Les structures de revenus restent globalement stables. Les loyers résidentiels sont indexés sur le taux d'intérêt de référence, tandis que de nombreux baux commerciaux comportent des clauses relatives à l'indice des prix à la consommation. Ces mécanismes contribuent à préserver les revenus locatifs réels à un moment où les coûts d'exploitation et de financement augmentent et soutiennent davantage l'investissement dans des actifs dont la demande des locataires est fiable.

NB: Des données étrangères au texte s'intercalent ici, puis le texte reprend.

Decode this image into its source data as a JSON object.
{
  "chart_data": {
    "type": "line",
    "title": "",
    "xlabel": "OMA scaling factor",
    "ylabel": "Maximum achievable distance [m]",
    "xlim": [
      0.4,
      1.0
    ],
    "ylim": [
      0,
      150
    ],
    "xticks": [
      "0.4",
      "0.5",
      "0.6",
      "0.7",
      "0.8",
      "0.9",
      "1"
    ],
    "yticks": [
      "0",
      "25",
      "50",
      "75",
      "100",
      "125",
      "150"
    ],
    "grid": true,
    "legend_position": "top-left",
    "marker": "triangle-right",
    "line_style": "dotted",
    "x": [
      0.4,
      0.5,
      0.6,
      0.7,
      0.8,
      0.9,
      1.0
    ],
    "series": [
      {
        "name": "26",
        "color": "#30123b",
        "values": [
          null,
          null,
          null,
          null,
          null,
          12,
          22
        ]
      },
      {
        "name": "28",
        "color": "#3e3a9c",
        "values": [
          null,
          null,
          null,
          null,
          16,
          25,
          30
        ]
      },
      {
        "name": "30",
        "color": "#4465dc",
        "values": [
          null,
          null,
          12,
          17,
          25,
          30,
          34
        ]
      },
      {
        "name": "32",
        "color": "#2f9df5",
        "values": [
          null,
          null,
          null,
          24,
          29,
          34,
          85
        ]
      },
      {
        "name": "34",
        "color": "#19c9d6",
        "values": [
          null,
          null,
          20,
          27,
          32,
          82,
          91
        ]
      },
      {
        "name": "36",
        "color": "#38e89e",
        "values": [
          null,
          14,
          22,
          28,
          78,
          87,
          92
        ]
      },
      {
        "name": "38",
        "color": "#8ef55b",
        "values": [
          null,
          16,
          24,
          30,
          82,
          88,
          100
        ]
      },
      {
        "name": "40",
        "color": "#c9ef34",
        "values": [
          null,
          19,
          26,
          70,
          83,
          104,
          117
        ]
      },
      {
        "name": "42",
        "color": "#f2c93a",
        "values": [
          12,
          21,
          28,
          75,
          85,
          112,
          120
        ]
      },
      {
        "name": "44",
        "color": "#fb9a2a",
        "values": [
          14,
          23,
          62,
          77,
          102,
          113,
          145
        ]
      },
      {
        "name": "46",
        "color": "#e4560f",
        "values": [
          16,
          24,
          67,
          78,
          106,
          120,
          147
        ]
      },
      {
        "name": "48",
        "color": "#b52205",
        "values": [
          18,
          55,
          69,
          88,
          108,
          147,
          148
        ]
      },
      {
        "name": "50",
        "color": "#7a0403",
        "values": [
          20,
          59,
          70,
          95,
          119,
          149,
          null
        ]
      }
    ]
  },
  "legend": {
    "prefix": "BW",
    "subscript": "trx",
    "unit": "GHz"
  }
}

Les régions suburbaines acquièrent une importance stratégique
L'interaction de la croissance démographique, des limites de la planification, de la baisse des taux d'inoccupation et de la migration persistante vers les municipalités suburbaines est en train de remodeler le paysage immobilier de la Suisse. Les régions suburbaines constituent désormais une partie essentielle de la capacité nationale en matière de logement et de commerce, et ne servent plus uniquement d'extension des grandes villes. Leur potentiel de développement, leur connectivité avec les transports et leurs conditions de planification plus prévisibles les placent au cœur de la réponse à la demande future.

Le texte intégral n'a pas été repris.